Wikipedia definition of “Jumping The Shark”, as tweaked by E: “Jumping the shark is a colloquialism used by music critics and fans to denote that point in a rock band’s history where they “lose the plot” and veer off into ridiculous or unsavory directions, undergoing too many changes to retain their original appeal. Bands that have "jumped the shark" are typically deemed to have passed their peak as after this point critical fans can point to a noticeable decline in the band's overall quality.”
Every band has it’s day and every band has it’s moment where it releases an album that disappoints it’s longtime fans and sends said band directly into the abyss of the “I remember when they were good” files. I submit that every band will eventually “jump the shark” at some point in their careers, make that fatal misstep that sends them off in a terrible and tuneless direction.
The only exception to this rule would be those bands smart enough or lucky enough to break up or die before this actually happens. Case in point: The Beatles. From '63-70, the Beatles didn't release any horrible albums. Even Yellow Submarine contained some amazing tracks! But had they continued into the 00’s together I have no doubt they would have produced a sub-par or even laughable album, probably evolving into a sad parody of their former selves.
Like the Rolling Stones.
Many fans think the Stones bit it when they released Emotional Rescue back in 1980, but I think they had one more good album left in ‘em with Tattoo You. After that they released Undercover, then Jagger made the horrible decision to do Dancin’ In The Street with David Bowie and it was all over but the memories. Some bands can make a comeback, but it’s rare and nigh to impossible to regain the glory of past successes. Most fans lose interest, some diehards stick with an artist and pan for gold with each release, trying to find that rare nugget in a fog of muck.

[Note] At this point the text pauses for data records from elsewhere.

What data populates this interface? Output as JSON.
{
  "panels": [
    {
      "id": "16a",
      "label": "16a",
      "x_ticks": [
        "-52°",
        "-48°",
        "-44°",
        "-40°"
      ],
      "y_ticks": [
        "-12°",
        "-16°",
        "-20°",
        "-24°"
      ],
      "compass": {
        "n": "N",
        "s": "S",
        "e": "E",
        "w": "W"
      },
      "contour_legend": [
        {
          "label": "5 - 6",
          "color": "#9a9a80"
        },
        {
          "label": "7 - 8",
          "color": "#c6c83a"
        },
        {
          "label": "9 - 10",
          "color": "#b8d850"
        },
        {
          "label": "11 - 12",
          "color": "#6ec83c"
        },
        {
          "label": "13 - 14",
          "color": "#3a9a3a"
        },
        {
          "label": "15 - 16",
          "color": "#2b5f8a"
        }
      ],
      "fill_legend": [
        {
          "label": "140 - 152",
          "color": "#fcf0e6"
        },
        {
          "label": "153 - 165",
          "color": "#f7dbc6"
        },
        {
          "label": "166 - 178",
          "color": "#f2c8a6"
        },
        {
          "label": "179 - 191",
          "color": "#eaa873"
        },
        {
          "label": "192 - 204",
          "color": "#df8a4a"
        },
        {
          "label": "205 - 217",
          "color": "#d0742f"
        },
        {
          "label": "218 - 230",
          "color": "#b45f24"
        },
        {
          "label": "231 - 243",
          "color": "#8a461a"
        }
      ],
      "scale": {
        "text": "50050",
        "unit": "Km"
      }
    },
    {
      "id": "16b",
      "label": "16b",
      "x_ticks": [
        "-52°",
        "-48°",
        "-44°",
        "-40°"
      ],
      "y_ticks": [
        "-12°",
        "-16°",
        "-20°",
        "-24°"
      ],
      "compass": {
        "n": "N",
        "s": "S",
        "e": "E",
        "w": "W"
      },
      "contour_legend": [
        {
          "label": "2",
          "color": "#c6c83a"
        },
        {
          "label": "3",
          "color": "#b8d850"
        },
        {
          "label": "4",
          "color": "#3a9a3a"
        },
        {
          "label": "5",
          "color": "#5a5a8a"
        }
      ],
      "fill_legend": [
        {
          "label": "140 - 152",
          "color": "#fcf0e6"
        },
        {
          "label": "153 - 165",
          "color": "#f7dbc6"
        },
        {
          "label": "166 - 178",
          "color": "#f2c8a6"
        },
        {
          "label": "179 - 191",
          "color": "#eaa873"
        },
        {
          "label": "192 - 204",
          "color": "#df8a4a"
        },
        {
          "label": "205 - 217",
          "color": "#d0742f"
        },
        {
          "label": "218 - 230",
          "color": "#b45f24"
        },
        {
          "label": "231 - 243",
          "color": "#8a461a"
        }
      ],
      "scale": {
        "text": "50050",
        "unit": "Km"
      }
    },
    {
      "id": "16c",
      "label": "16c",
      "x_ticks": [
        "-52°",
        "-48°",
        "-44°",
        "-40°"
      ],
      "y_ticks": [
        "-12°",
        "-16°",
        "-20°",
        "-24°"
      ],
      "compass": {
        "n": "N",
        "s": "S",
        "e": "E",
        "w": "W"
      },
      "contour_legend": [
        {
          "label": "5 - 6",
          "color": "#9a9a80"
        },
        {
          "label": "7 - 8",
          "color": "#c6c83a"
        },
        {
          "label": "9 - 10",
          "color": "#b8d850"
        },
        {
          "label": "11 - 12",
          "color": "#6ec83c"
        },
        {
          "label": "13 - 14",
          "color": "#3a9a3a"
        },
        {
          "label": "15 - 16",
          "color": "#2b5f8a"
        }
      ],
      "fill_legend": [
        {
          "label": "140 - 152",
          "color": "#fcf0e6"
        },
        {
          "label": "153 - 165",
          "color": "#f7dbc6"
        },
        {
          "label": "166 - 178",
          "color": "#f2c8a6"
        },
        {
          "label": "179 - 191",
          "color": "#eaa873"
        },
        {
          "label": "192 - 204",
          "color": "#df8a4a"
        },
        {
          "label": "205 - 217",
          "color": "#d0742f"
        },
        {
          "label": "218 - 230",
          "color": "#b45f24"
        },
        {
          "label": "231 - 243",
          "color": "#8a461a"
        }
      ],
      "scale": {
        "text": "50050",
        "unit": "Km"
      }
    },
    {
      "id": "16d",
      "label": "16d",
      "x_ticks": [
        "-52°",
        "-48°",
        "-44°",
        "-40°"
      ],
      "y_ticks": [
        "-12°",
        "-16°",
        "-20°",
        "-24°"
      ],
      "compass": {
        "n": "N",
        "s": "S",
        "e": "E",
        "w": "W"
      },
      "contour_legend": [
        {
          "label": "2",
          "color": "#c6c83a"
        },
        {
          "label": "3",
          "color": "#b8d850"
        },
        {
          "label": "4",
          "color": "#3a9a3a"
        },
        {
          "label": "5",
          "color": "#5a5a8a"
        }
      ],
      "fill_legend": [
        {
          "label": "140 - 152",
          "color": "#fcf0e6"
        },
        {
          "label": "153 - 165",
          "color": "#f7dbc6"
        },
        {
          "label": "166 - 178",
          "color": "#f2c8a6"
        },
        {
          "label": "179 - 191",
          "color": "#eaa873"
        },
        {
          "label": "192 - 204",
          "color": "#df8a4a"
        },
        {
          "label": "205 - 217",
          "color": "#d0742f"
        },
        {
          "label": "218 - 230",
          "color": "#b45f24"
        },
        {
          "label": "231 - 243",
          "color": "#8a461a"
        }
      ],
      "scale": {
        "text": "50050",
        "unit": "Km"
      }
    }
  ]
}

But some actually do succeed, make that rare comeback album. Take Nick Lowe and his At My Age album of 2007. Most fans had given up after 1983’s sub-par Abominable Showman. Nick released some fine albums after that but it wasn’t until that pivotal 2007 release that fans started coming back in a big way. Who knows why that album re-ignited so many fans passion for The Basher, but it did. Good on him, he deserved it.
Bob Dylan was on a roll from 1962 to 1976, and even though, like Nick Lowe, he released some pretty good albums since, he kind of lost his muse until 1997’s Time Out Of Mind.
There are many other examples of notable comebacks but they are few and far between. Most bands fizzle out after such a blow to their ego and never recover. But at least we had some good times, eh? There’s always the reissue.
Here’s my take on some bands and the albums that killed them, commercially and critically.
Queen, Hot Space: Freddie Mercury and John Deacon’s disco infatuation take control. Songs such as Body Language, Back Chat and Staying Power almost single-handedly destroy the band’s prior achievements. They would never recover, in America anyway…
Primal Scream, Give Out But Don’t Give Up: After the genre defining and magnificent Screamadelica, the boys released this album of sub-par Black Crowes tunes. They redeemed themselves with the next three albums, but saw fit to test their fans with an even worse, totally embarrassing Riot City Blues in 2006. Fool me once…
Blur, 13: England’s finest brit pop band hit it big in America with their self titled 1997 album (remember Song 2 with it’s jubilant “Whooooohooooooooooo‘s!!!”?), but threw it all away with the subsequent downer 13. Sure there were some good tracks (Tender, Coffee and TV, No Distance Left To Run), but it’s all so by-the-numbers Blur. Damon Albarn would regain his respect with subsequent projects, but 13 and the horrible Think Tank remain the turds in their discography and marked the moment when Blur ceased to exist.
Genesis, And Then There Were Three: This is the moment where the second phase, the Phil Collins phase, of Genesis really began. Follow You Follow Me was the beginning of their AOR soft rock phase and sounded the death knell of their proggy ways. Some say this was a good thing, me, well…
The Jam, The Gift: An uneven album with tons of white boy soul overindulgences, you could almost call this a demo version of the first Style Council album. Their punky swagger was gone, replaced by pasty and stale faux funk. Still, it did contain the excellent Ghosts…
What about you? What albums by your (once) favorite bands did you find disappointing? And did you ever go back?
An even better question would be: Are there any bands that you think have never released a sub-standard album? I'd be very interested in your responses to that one!